Por alguns segundos. Li-te-ral-men-te “vida que segue”. Vidas que não se escapam pelos dedos. Uma noite quente. Três colegas voltando do trabalho. Um cruzamento, dois carros e um motorista embriagado. Uma colisão. Os piores segundos: entre perder o controle do carro e sentir que ele parou. (ops, agora, escrevendo, meu telefone toca. Uma pausa neste texto). Era ele, “o rapaz de ontem”(sic). O “rapaz” nasceu na década de 40 (minha mente irônica e raivosa toma voz nestas aspas). Pediu perdão, acolhi como pude.
As horas e os dias seguintes – uma enxurrada de pensamentos. “Que bom que sigo aqui. Inteira. Sem rasgos, sem partes quebradas. Sem limitações. Ao menos não “a olho nú”. Éramos eu e eles, indefesos, o carro pego de surpresa e aqueles segundos vendo o muro em frente se aproximar. Impotentes. Ufa. Estou aqui. Estão aí. Estamos bem. Trememos. Estamos assustados e agradecidos. Li-te-ral-men-te “vida que segue”.
Noto meus pensamentos enquanto (d) escrevo a última terça à noite. “Estou exagerando? Vão me julgar enquanto eu falar disto? Vão ter dificuldade de me escutar, vão me pedir para ‘superar’?” Com meu olhar mais compassivo, consigo traduzir um pedido para parar de falar no assunto como uma expressão de que “é difícil lidar com a ideia de não te ter aqui, por favor não fala mais disso”, e também penso de mim mesma “que drama”” com minhas lentes julgadoras. Mente julgadora? Quem não as têm? “”Atire a primeira pedra”. O movimento é notá-la e não fazer com ela o que ela faz com nossa experiência (e com a dos outros).

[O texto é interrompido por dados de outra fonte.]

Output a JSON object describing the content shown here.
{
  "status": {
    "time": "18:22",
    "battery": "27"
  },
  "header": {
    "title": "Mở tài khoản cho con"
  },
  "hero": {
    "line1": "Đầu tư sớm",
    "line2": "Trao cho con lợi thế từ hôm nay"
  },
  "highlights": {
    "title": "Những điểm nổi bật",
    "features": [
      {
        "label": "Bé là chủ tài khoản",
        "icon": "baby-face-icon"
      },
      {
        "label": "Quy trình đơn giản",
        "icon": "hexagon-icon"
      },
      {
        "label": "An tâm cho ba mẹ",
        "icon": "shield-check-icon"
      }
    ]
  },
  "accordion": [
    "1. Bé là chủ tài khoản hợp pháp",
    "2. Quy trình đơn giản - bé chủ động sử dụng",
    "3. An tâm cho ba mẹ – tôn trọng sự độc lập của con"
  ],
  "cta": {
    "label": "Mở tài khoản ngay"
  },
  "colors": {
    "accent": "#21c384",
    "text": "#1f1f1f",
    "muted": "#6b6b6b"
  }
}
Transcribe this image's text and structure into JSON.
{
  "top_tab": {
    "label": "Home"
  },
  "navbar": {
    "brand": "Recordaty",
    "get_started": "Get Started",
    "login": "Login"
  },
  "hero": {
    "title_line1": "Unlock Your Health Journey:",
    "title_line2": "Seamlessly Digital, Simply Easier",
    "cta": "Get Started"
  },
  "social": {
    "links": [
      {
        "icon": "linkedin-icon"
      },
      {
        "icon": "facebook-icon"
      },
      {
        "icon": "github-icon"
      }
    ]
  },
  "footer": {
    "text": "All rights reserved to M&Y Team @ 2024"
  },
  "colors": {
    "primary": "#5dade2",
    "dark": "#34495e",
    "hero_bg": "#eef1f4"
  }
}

Gratidão. Gratidão e mais gratidão à “vida que segue”. Gratidão à minha mente julgadora que tenta me proteger do jeito que consegue, “obrigada mente”!! Gratidão às pessoas que me pedem para não falar, que manifestam do jeito como podem o quanto se importam comigo e o quanto valorizam minha vida…às pessoas que vieram ver se estávamos bem, que ofereceram seu tempo, seus dados e seus contatos naquele momento de vulnerabilidade. Nesta última semana, olhei, “cafunguei” e abracei meu sobrinho caçula com ainda mais alegria. Ele fisicamente, e todos os outros 4 por ele ali representados. Olhei, toquei e estive com meus “coroas” com ainda mais presença. Desfrutei a companhia presente e os pés quentinhos do Rafa ao meu lado. Agradeci por ver o reflexo do sol nas folhas das árvores e no mar. Escutar seu som. Sentir o vento na pele e meus pés no chão, aqui neste mundão.
Foi isto. Desculpem o tema, eu não poderia “falar” sobre outra coisa neste texto. Ponto final.
Pronto, de fora do texto agora, posso nomear valores, agradecendo as experiências e a continuidade da vida e das relações. Posso nomear ações comprometidas após o susto. Posso nomear estado de mindfulness, atenção ao aqui e agora, ao momento presente. Posso nomear desfusão: olhando meus pensamentos como pensamentos. Identificar minha mente compassiva e minha mente julgadora. Descrever minha experiência interna. Por hora, escolho encerrar por aqui e seguir. “Vida que segue”, agora até um pouco mais viva e atenta graças a esse momento.
(a seguir, uma contribuição do colega Lucas Schuster ao ler o texto, que gostei e gostaria de compartilhar aqui): “É incrível como cada experiência pode ser uma oportunidade de aprendermos sobre nós e sobre a vida não é? De fora do texto, de fora da experiência, ver como viver algo aterrorizante pode ajudar a avançar mais na direção de contatar o momento presente mais plenamente, como um ser humano consciente, capaz de mudar ou persistir em comportamentos com base no quanto servem ou não aos próprios valores, isto é, na direção da flexibilidade psicológica”.
A tua narração me transportou para o local em que ocorreu o acidente e me levaste a viver contigo aqueles momentos.
É um alerta e um convite a valorizar cada instante da nossa existência. Num zás, tudo pode terminar
Tu estás sempre comigo, pai. Obrigada por tanto. Beijo!!